As shown in the figure, despite having a significant carbon burden from the beginning of its manufacturing stage, BEV appears to have the lowest accumulated lifetime GHG emission levels when set at 17.3 t CO_2eq. On the other hand, ICE passenger vehicles display the highest levels of GHG emissions in the base case as a result of the combination between the fossil source and lower thermodynamic efficiency. Based on the LCA results, the conventional ICEVs produce more than 14–10 t CO_2eq in their lifetime compared to BEV. In case of GCI hybrids, the GHG emission gaps can be reduced to 2–4 t CO_2eq. In the world, electrical power is generated by power plants that use different primary energy sources. These primary energy sources are all of natural origin; they include fossil fuels (coal, petroleum, natural gas) and low-carbon energy sources (nuclear, renewables) that release a lot or a little CO₂ to the atmosphere. The GHG emissions of BEV and PHEV depend on the rate of de-carbonization and its effects on the carbon intensity of the electricity that is generated, and a differentiated technology deployment pathway can be developed. In some cases, where the grid is sufficiently de-carbonized and where charging infrastructures are widely available, a direct transition to BEV could be a feasible option; however, in other cases, an advanced GCI hybrid technology can be the transitionary technology to bridge the gap in the interim period.

4. Conclusions

In this paper, GCI engines with three different fuels (CN15, CN25, and CN35) were compared to diesel (CN53), and hybrid vehicle simulations were used to assess the potential of the GCI engines with different hybrid architectures:

• This study presents different HEV configurations with GCI engines. Depending on different battery size and HEV hardware scenarios, the engines operate in a high efficiency region;
• From HEV simulation, in case of non-PHEV, the GCI hybrid vehicles are able to reduce CO₂ emissions (TTW) by up to 37% compared to the reference CI vehicle (up to 45% compared to modern SI engine).
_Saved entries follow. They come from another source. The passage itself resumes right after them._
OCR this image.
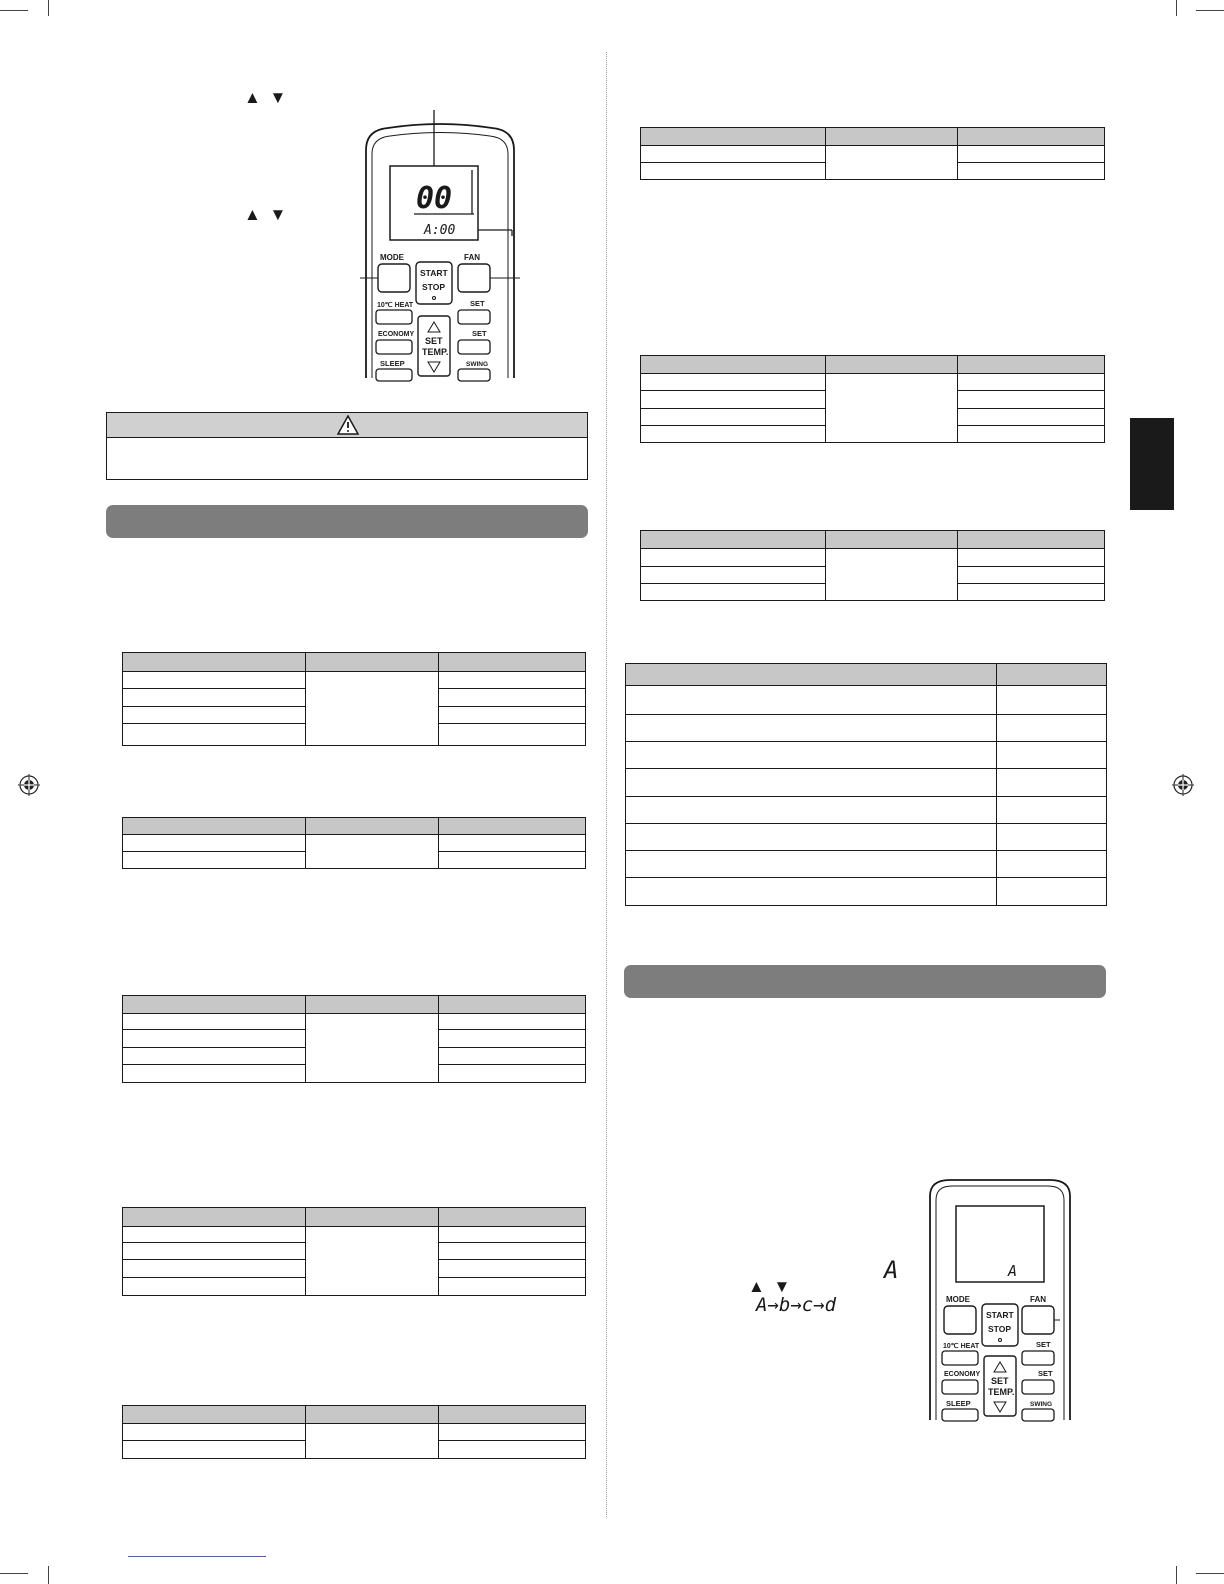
▲ ▼
▲ ▼	00
A:00
MODE	FAN
START
STOP
10℃ HEAT	SET
SET
TEMP.
ECONOMY	SET
SLEEP	SWING
A
▲ ▼
A→b→c→d
A
MODE	FAN
START
STOP
10℃ HEAT	SET
SET
TEMP.
ECONOMY	SET
SLEEP	SWING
The CO₂ benefit is up to 75% in the case of the PHEV scenario, but it requires a larger battery package and has a higher vehicle cost;
• From a life cycle assessment (LCA), vehicles running on GCI fuels and hybrid technologies, such as BEV, show potential (around 10 ton of GHG emission reduction in lifetime compared to a conventional SI engine vehicle) to provide similar effects on accumulated GHG emissions.

Given the sustainability constraints of the critical raw mineral supply and the heterogeneity of regional power grids, advanced GCI hybrid architectures, with varying degrees of electrification, can bridge this gap in the interim.